About the Book
This book takes a DevOps approach to MLOps and uniquely positions how MLOps is an extension of well-established DevOps principles using real-world use cases. It leverages multiple DevOps concepts and methodologies such as CI/CD and software testing. It also demonstrates the additional concepts from MLOps such as continuous training that expands CI/CD/CT to build, operationalize and monitor ML models.
About the Authors
Sebastien has nearly two decades of experience in the fields of high-performance computing, software design and development, and financial computing.

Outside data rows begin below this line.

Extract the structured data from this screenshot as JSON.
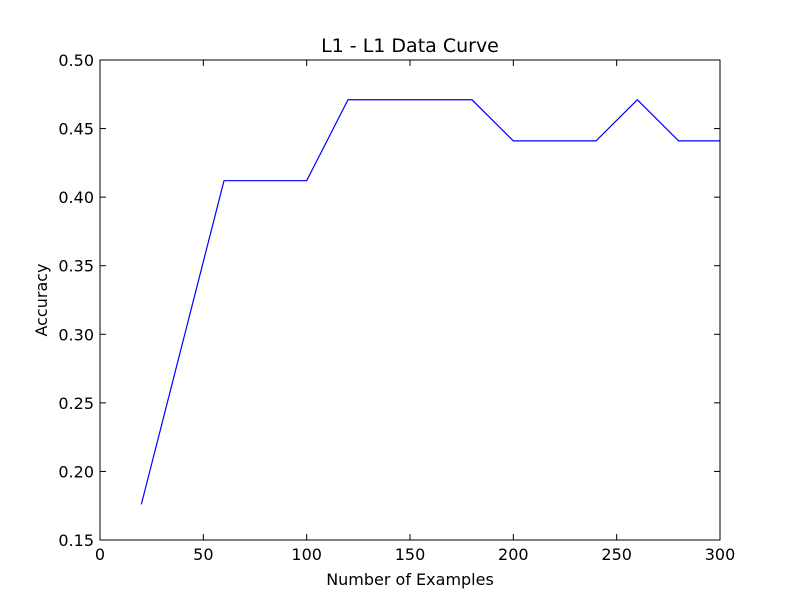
{
  "chart_data": {
    "type": "line",
    "title": "L1 - L1 Data Curve",
    "xlabel": "Number of Examples",
    "ylabel": "Accuracy",
    "xlim": [
      0,
      300
    ],
    "ylim": [
      0.15,
      0.5
    ],
    "xticks": [
      0,
      50,
      100,
      150,
      200,
      250,
      300
    ],
    "xtick_labels": [
      "0",
      "50",
      "100",
      "150",
      "200",
      "250",
      "300"
    ],
    "yticks": [
      0.15,
      0.2,
      0.25,
      0.3,
      0.35,
      0.4,
      0.45,
      0.5
    ],
    "ytick_labels": [
      "0.15",
      "0.20",
      "0.25",
      "0.30",
      "0.35",
      "0.40",
      "0.45",
      "0.50"
    ],
    "grid": false,
    "legend": "none",
    "series": [
      {
        "color": "#0000ff",
        "x": [
          20,
          60,
          80,
          100,
          120,
          140,
          160,
          180,
          200,
          220,
          240,
          260,
          280,
          300
        ],
        "y": [
          0.176,
          0.412,
          0.412,
          0.412,
          0.471,
          0.471,
          0.471,
          0.471,
          0.441,
          0.441,
          0.441,
          0.471,
          0.441,
          0.441
        ]
      }
    ]
  }
}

Currently an architect in Bloomberg Office of the CTO, he has a wide variety of professional experience, including serving as CTO of a FX/Crypto trading shop, head of software engineering at HC Technologies, quantitative trading strategy software developer at Sun Trading, partner at high-frequency trading hedge fund AienTech, and a technological leader in creating operating systems for the Department of Defense. He also has research experience with Bull, and as an IT Credit Risk Manager with Société Générale in France. Sebastien has taught various computer science and financial engineering courses over the past fifteen years at a variety of academic institutions, including the University of Versailles, Columbia University’s Fu Foundation School of Engineering and Applied Science, University of Chicago and NYU Tandon School of Engineering. Courses taught include: Computer Architecture, Parallel Architecture, Operating Systems, Machine Learning, Advanced Programming, Real-time Smart Systems, Computing for Finance in Python, and Advanced Computing for Finance. Sebastien holds a Ph.D. in High Performance Computing Optimization, an MBA in Finance and Management, and an MSc in Analytics from the University of Chicago. His main passion is technology, but he is also a scuba diving instructor and an experienced rock-climber.

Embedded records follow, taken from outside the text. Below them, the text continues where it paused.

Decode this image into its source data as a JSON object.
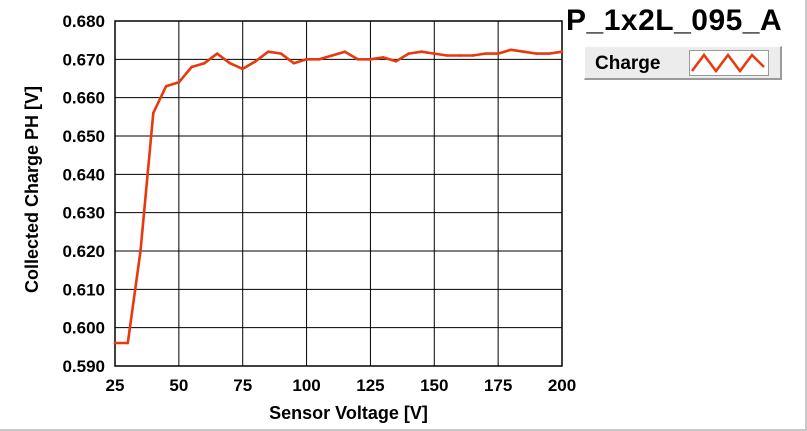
{
  "chart_data": {
    "type": "line",
    "title": "P_1x2L_095_A",
    "xlabel": "Sensor Voltage [V]",
    "ylabel": "Collected Charge PH [V]",
    "xlim": [
      25,
      200
    ],
    "ylim": [
      0.59,
      0.68
    ],
    "xticks": [
      "25",
      "50",
      "75",
      "100",
      "125",
      "150",
      "175",
      "200"
    ],
    "yticks": [
      "0.590",
      "0.600",
      "0.610",
      "0.620",
      "0.630",
      "0.640",
      "0.650",
      "0.660",
      "0.670",
      "0.680"
    ],
    "grid": true,
    "legend_position": "top-right",
    "series": [
      {
        "name": "Charge",
        "color": "#e8380d",
        "x": [
          25,
          30,
          35,
          40,
          45,
          50,
          55,
          60,
          65,
          70,
          75,
          80,
          85,
          90,
          95,
          100,
          105,
          110,
          115,
          120,
          125,
          130,
          135,
          140,
          145,
          150,
          155,
          160,
          165,
          170,
          175,
          180,
          185,
          190,
          195,
          200
        ],
        "y": [
          0.596,
          0.596,
          0.62,
          0.656,
          0.663,
          0.664,
          0.668,
          0.669,
          0.6715,
          0.669,
          0.6675,
          0.6695,
          0.672,
          0.6715,
          0.669,
          0.67,
          0.67,
          0.671,
          0.672,
          0.67,
          0.67,
          0.6705,
          0.6695,
          0.6715,
          0.672,
          0.6715,
          0.671,
          0.671,
          0.671,
          0.6715,
          0.6715,
          0.6725,
          0.672,
          0.6715,
          0.6715,
          0.672
        ]
      }
    ]
  },
  "colors": {
    "plot_background": "#ffffff",
    "grid": "#000000",
    "series": "#e8380d"
  }
}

Arnab Bose is Chief Scientific Officer at Abzooba, a data analytics company and Clinical Associate Professor at the University of Chicago teaching Advanced Linear Algebra, Machine Learning, Time Series Forecasting, MLOps and Health Analytics. He is a twenty-five year plus industry veteran focused on machine learning and deep learning models for unstructured and structured data. Arnab has extensive industry experience in using data to influence behavioral outcomes in healthcare, retail, finance, and automated vehicle control.

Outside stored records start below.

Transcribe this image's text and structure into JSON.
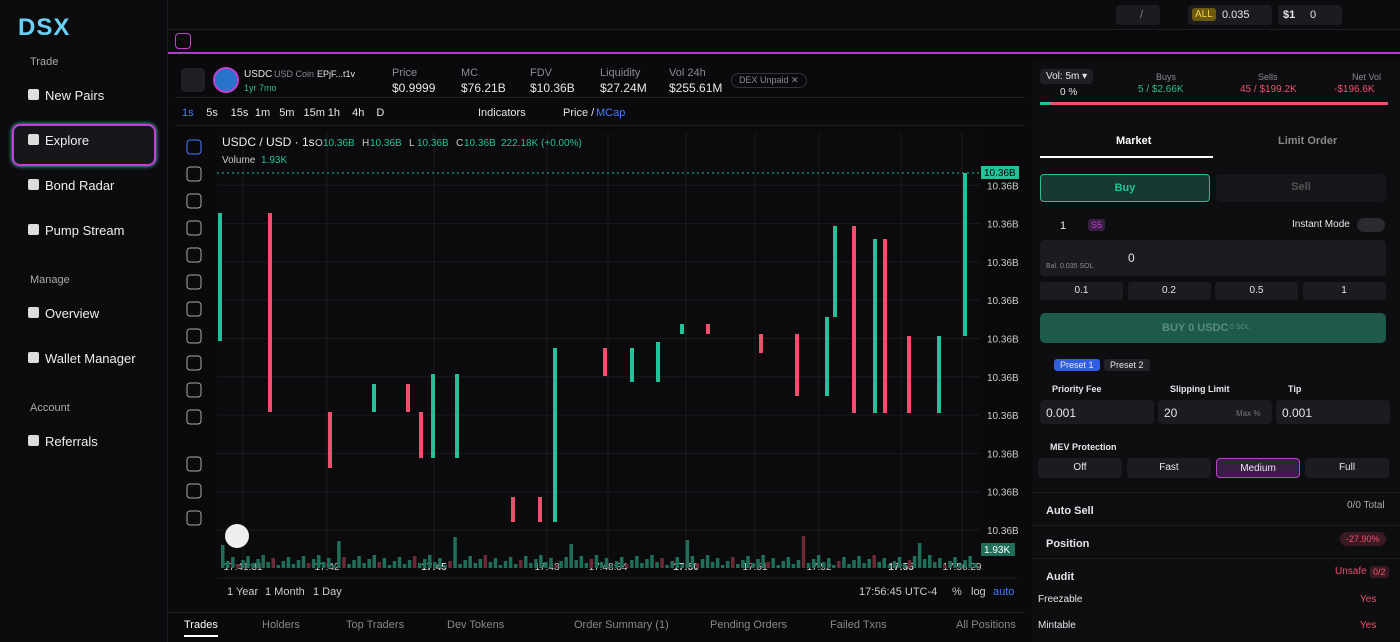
{
  "sidebar": {
    "logo": "DSX",
    "sections": [
      {
        "title": "Trade",
        "items": [
          "New Pairs",
          "Explore",
          "Bond Radar",
          "Pump Stream"
        ]
      },
      {
        "title": "Manage",
        "items": [
          "Overview",
          "Wallet Manager"
        ]
      },
      {
        "title": "Account",
        "items": [
          "Referrals"
        ]
      }
    ]
  },
  "topbar": {
    "search_key": "/",
    "all_label": "ALL",
    "all_value": "0.035",
    "s_label": "$1",
    "s_value": "0"
  },
  "token": {
    "symbol": "USDC",
    "name": "USD Coin",
    "address": "EPjF...t1v",
    "age": "1yr 7mo",
    "stats": [
      {
        "label": "Price",
        "value": "$0.9999"
      },
      {
        "label": "MC",
        "value": "$76.21B"
      },
      {
        "label": "FDV",
        "value": "$10.36B"
      },
      {
        "label": "Liquidity",
        "value": "$27.24M"
      },
      {
        "label": "Vol 24h",
        "value": "$255.61M"
      }
    ],
    "dex": "DEX Unpaid ✕"
  },
  "chart_toolbar": {
    "intervals": [
      "1s",
      "5s",
      "15s",
      "1m",
      "5m",
      "15m",
      "1h",
      "4h",
      "D"
    ],
    "indicators": "Indicators",
    "price": "Price /",
    "mcap": "MCap"
  },
  "chart": {
    "pair": "USDC / USD · 1s",
    "ohlc": [
      {
        "key": "O",
        "value": "10.36B"
      },
      {
        "key": "H",
        "value": "10.36B"
      },
      {
        "key": "L",
        "value": "10.36B"
      },
      {
        "key": "C",
        "value": "10.36B"
      }
    ],
    "change": "222.18K (+0.00%)",
    "volume_label": "Volume",
    "volume_value": "1.93K",
    "yticks": [
      "10.36B",
      "10.36B",
      "10.36B",
      "10.36B",
      "10.36B",
      "10.36B",
      "10.36B",
      "10.36B",
      "10.36B",
      "10.36B"
    ],
    "price_tag": "10.36B",
    "vol_tag": "1.93K",
    "xticks": [
      "17:41:31",
      "17:42",
      "17:45",
      "17:48",
      "17:48:34",
      "17:50",
      "17:51",
      "17:52",
      "17:55",
      "17:56:29"
    ]
  },
  "chart_footer": {
    "ranges": [
      "1 Year",
      "1 Month",
      "1 Day"
    ],
    "clock": "17:56:45 UTC-4",
    "pct": "%",
    "log": "log",
    "auto": "auto"
  },
  "bottom_tabs": [
    "Trades",
    "Holders",
    "Top Traders",
    "Dev Tokens",
    "Order Summary (1)",
    "Pending Orders",
    "Failed Txns",
    "All Positions"
  ],
  "panel": {
    "vol": "Vol: 5m ▾",
    "vol_pct": "0 %",
    "buys_label": "Buys",
    "buys": "5 / $2.66K",
    "sells_label": "Sells",
    "sells": "45 / $199.2K",
    "net_label": "Net Vol",
    "net": "-$196.6K",
    "order_tabs": [
      "Market",
      "Limit Order"
    ],
    "sides": [
      "Buy",
      "Sell"
    ],
    "wallet_count": "1",
    "preset_tag": "S5",
    "instant": "Instant Mode",
    "bal": "Bal. 0.035 SOL",
    "amount": "0",
    "quick": [
      "0.1",
      "0.2",
      "0.5",
      "1"
    ],
    "buy_button": "BUY 0 USDC",
    "buy_sub": "0 SOL",
    "presets": [
      "Preset 1",
      "Preset 2"
    ],
    "fees": [
      {
        "label": "Priority Fee",
        "value": "0.001"
      },
      {
        "label": "Slipping Limit",
        "value": "20",
        "suffix": "Max %"
      },
      {
        "label": "Tip",
        "value": "0.001"
      }
    ],
    "mev_label": "MEV Protection",
    "mev": [
      "Off",
      "Fast",
      "Medium",
      "Full"
    ],
    "auto_sell": "Auto Sell",
    "auto_sell_value": "0/0 Total",
    "position": "Position",
    "position_value": "-27.90%",
    "audit": "Audit",
    "unsafe": "Unsafe",
    "unsafe_count": "0/2",
    "audit_rows": [
      {
        "label": "Freezable",
        "value": "Yes"
      },
      {
        "label": "Mintable",
        "value": "Yes"
      }
    ]
  }
}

Arnab is an avid writer and has published numerous papers for conferences and academic journals, as well as book chapters. He enjoys public speaking and has given talks on data analytics at universities and industry conferences in the US, Australia, and India. He serves on the board of the financial engineering graduate program at University of Southern California. Arnab holds MS and PhD degrees in electrical engineering from University of Southern California and a BS in electrical engineering from the Indian Institute of Technology at Kharagpur, India. Arnab enjoys music, sports and runs in half-marathons.